In his 1964 book “The Federal Bulldozer,” Mr. Anderson concluded that through 1962, New York State alone accounted for 32.4% of America’s federally funded urban renewal construction activity — nearly all of it in New York City. The sheer scale was astonishing, inducing a wrath in Jacobs that never fully eased. In an amicus brief for the Supreme Court’s Kelo v. City of New London (2005), she wrote that those “who get marked with the planners’ hex signs are pushed about, expropriated, and uprooted much as if they were the subjects of a conquering power. Thousands upon thousands of small businesses are destroyed. Whole communities are torn apart and sown to the winds with a reaping of cynicism, resentment, and despair that must be seen to be believed.”

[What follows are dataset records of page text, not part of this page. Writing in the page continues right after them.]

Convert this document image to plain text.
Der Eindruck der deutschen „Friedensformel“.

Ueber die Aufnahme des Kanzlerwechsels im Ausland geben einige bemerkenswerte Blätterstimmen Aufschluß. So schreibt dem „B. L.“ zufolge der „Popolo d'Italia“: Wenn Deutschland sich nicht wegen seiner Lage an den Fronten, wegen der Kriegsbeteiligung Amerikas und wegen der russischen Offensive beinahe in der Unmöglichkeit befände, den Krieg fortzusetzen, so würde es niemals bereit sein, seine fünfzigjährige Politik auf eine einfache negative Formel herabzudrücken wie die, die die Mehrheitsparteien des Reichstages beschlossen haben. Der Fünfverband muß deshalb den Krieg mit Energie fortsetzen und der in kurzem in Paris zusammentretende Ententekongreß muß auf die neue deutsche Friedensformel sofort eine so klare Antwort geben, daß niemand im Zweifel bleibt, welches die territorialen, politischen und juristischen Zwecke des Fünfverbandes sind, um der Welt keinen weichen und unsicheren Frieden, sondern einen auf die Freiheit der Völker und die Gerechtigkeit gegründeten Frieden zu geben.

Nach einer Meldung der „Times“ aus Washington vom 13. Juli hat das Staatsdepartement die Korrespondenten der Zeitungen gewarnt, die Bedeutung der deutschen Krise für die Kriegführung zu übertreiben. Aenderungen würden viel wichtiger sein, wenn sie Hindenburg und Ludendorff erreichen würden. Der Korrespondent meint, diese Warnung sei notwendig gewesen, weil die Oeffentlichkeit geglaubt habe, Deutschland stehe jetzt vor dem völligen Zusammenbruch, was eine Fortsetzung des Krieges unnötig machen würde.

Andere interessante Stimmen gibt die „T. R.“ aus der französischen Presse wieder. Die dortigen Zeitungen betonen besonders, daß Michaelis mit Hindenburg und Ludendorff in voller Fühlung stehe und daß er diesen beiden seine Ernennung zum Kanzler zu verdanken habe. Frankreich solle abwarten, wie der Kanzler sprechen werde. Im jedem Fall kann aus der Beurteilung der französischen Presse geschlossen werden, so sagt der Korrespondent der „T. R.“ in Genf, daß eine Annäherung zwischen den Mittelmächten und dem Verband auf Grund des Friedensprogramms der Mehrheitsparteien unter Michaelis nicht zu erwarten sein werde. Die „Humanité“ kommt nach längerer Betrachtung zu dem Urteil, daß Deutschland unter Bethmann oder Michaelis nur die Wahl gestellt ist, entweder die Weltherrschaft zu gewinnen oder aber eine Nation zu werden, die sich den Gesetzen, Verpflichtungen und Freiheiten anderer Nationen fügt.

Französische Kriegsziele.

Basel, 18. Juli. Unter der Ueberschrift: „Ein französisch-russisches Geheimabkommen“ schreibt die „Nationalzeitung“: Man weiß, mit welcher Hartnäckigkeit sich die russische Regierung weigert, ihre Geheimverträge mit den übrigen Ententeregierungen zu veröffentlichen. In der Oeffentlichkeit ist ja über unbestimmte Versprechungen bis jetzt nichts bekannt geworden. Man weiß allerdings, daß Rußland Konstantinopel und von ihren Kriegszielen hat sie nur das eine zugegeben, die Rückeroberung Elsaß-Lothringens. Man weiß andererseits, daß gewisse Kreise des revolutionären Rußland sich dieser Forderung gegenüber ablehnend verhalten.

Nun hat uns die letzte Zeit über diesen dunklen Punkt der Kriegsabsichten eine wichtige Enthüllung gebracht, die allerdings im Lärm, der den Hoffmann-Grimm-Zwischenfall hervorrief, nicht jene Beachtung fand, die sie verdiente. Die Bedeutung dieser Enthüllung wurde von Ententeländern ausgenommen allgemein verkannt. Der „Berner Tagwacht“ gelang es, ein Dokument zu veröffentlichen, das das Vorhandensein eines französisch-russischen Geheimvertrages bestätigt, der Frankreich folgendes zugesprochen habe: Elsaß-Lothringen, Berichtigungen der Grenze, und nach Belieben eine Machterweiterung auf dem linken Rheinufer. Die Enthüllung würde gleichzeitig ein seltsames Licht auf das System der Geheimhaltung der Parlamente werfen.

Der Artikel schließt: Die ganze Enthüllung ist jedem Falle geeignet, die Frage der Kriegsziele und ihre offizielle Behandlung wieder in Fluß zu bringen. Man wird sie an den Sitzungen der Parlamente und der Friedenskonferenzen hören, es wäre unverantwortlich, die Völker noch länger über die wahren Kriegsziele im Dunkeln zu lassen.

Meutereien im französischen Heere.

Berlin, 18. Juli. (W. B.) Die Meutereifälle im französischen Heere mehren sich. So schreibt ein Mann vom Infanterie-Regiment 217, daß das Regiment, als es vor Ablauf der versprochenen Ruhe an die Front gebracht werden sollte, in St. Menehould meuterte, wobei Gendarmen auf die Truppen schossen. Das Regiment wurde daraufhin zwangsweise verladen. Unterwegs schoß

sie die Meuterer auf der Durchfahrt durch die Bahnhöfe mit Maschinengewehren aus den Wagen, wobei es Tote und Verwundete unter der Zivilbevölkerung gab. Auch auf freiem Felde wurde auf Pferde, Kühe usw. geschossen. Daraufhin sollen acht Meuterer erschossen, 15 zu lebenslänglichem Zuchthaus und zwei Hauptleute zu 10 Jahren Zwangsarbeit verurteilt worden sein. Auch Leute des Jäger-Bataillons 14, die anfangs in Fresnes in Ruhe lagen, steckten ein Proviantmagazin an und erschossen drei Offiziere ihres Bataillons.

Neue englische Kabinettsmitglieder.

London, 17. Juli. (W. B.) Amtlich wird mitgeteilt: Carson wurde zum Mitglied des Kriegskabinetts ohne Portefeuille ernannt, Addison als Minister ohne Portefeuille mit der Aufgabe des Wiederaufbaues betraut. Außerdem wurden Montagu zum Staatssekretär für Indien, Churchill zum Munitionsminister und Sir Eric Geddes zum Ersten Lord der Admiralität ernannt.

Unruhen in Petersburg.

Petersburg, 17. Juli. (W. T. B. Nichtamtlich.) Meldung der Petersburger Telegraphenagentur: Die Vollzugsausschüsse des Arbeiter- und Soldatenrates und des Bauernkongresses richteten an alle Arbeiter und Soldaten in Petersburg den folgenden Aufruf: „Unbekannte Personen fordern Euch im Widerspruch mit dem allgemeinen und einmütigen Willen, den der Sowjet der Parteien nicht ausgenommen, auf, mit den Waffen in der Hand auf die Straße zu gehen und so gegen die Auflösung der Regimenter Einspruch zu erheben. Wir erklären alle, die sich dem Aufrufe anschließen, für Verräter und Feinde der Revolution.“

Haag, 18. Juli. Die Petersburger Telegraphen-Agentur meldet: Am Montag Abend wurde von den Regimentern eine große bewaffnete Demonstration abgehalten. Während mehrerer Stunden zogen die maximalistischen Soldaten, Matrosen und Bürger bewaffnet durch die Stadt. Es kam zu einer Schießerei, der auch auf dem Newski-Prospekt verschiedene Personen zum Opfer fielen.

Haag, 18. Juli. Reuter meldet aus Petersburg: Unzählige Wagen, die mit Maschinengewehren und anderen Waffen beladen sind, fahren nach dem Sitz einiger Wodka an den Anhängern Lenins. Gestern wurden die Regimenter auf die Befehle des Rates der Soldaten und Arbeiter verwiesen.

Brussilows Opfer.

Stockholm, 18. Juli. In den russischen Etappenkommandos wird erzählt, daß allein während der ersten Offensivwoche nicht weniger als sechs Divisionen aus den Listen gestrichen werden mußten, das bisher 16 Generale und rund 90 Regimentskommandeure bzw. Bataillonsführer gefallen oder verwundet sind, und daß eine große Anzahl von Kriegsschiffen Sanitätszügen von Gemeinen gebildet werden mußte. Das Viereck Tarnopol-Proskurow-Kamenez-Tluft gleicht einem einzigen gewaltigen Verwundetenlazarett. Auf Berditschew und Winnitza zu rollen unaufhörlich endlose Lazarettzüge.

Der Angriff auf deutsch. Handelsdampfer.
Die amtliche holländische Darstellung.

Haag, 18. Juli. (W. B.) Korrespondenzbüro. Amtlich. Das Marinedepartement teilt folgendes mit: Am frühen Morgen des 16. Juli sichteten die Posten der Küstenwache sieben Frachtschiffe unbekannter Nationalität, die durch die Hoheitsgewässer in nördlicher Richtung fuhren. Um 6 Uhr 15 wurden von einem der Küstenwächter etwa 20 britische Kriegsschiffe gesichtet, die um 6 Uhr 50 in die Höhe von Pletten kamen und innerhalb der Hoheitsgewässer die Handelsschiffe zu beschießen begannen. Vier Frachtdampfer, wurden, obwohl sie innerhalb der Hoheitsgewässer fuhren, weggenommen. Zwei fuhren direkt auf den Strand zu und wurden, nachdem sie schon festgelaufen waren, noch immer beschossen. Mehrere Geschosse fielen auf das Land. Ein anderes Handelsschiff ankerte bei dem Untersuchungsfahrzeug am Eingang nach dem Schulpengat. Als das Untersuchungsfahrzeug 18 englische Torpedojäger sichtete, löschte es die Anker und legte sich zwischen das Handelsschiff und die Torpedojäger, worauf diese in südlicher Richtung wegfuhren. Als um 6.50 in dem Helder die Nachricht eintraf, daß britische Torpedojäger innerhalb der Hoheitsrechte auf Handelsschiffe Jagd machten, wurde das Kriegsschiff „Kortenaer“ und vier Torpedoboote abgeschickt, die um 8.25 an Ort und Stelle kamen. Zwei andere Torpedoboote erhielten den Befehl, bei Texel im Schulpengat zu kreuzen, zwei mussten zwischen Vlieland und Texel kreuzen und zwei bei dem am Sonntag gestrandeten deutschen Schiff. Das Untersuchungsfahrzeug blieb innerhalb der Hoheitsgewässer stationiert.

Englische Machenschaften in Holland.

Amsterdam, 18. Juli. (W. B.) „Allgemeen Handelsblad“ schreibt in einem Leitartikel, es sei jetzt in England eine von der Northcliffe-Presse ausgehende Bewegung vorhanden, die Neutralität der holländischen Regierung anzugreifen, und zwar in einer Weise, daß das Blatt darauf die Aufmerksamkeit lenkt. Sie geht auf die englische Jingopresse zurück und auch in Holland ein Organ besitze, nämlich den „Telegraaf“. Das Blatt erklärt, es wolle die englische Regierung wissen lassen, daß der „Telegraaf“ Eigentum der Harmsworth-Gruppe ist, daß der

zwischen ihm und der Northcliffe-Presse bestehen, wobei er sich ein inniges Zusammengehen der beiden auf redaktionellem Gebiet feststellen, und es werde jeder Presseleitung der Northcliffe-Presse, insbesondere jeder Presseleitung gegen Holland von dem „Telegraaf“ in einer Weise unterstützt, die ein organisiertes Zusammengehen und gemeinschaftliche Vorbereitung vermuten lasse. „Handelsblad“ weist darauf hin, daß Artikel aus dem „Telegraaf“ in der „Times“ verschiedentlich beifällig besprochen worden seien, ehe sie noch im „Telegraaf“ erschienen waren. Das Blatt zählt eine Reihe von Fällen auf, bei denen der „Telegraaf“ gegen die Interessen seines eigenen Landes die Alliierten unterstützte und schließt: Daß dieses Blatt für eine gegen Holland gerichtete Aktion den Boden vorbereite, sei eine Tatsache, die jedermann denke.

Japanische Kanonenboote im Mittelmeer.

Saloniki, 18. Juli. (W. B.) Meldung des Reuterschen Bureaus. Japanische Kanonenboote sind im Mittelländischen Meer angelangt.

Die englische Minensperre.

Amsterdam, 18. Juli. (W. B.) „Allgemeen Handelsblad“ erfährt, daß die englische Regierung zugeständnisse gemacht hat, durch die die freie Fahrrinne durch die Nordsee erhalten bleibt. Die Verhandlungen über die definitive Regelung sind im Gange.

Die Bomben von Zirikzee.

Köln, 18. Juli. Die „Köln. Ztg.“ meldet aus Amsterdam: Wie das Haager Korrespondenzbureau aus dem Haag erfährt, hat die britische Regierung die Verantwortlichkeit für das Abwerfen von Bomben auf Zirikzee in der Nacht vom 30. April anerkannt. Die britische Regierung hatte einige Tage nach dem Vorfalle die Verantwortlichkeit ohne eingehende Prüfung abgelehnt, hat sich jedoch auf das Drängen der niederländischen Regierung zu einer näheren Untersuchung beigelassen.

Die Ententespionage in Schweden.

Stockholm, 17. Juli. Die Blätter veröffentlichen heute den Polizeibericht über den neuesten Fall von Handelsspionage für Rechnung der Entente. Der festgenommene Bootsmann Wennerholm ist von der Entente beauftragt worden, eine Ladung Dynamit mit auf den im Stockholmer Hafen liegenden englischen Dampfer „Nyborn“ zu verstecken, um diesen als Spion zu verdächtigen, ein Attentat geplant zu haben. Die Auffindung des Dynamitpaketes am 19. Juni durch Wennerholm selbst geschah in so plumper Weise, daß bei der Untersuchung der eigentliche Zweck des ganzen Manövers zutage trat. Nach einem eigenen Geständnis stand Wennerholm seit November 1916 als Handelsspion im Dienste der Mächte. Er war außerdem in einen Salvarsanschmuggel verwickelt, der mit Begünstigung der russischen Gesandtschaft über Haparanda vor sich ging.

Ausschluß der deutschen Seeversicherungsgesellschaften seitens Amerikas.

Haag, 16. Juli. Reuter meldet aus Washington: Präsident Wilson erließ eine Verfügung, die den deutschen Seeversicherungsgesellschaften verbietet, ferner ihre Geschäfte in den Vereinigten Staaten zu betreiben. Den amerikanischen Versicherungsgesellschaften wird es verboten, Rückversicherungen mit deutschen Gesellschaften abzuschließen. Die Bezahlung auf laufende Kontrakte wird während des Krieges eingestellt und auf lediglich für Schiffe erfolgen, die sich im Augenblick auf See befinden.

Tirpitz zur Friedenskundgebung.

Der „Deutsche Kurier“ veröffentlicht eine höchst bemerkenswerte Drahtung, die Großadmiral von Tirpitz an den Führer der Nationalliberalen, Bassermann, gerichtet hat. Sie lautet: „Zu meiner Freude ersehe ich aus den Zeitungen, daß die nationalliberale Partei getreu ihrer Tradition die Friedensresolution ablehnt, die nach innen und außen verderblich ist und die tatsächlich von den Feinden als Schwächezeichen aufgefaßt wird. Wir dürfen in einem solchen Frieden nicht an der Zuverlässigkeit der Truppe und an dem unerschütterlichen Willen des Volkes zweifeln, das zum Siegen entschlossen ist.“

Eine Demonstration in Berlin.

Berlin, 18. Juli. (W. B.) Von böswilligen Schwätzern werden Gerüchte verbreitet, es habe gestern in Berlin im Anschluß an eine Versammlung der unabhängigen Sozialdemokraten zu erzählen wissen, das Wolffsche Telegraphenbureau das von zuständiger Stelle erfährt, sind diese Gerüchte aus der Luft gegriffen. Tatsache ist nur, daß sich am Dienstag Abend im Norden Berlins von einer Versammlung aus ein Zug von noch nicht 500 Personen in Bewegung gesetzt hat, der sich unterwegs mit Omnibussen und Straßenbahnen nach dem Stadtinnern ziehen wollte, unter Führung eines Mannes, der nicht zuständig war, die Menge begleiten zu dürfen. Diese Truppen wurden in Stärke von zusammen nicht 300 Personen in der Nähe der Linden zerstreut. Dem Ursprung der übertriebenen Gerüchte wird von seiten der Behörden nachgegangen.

It is not too late for NYCHA to rethink its policies and designs, analysts say. “Public housing does everything Jacobs doesn’t want,” a columnist for the New York Daily News who as a child lived in the Manhattanville Houses, Errol Louis, said. “The next logical step is for them to take a New Urbanist approach to reform: Bust up the streets. Add diversity of use. There are businesses that would pay an arm and a leg to be within spitting distance of Columbus Circle, so lease them space in Amsterdam Houses.”
A classic grouping of 13 low-rise buildings right behind Lincoln Center on Manhattan’s West Side, Amsterdam Houses is good enough architecturally to be listed in the American Institute of Architects Guide to New York City. Yet while it leases space to a settlement house, it has no grocery store, pharmacy, bank, or dry cleaner, all services needed by its residents. Nor does it take advantage of its prime location to lease space to businesses serving Lincoln Center patrons, a virtually unheard of thought among public housing advocates. (In fact, NYCHA forbids granting new leases to restaurants “or similar food service uses.”)
Can public housing reconnect to the city, as Jacobs so often urged? Mr. Glazer, who grew up in an East Harlem tenement replaced by a public housing superblock, appears hopeful. Middle-class residents are returning to East Harlem, he said, and the public housing in their midst will permit Harlem “to hold onto its workingclass character in the midst of a changing city.” One result will be a strong commercial demand by the new residents, which can both help the streetscape and ease NYCHA’s financial problems.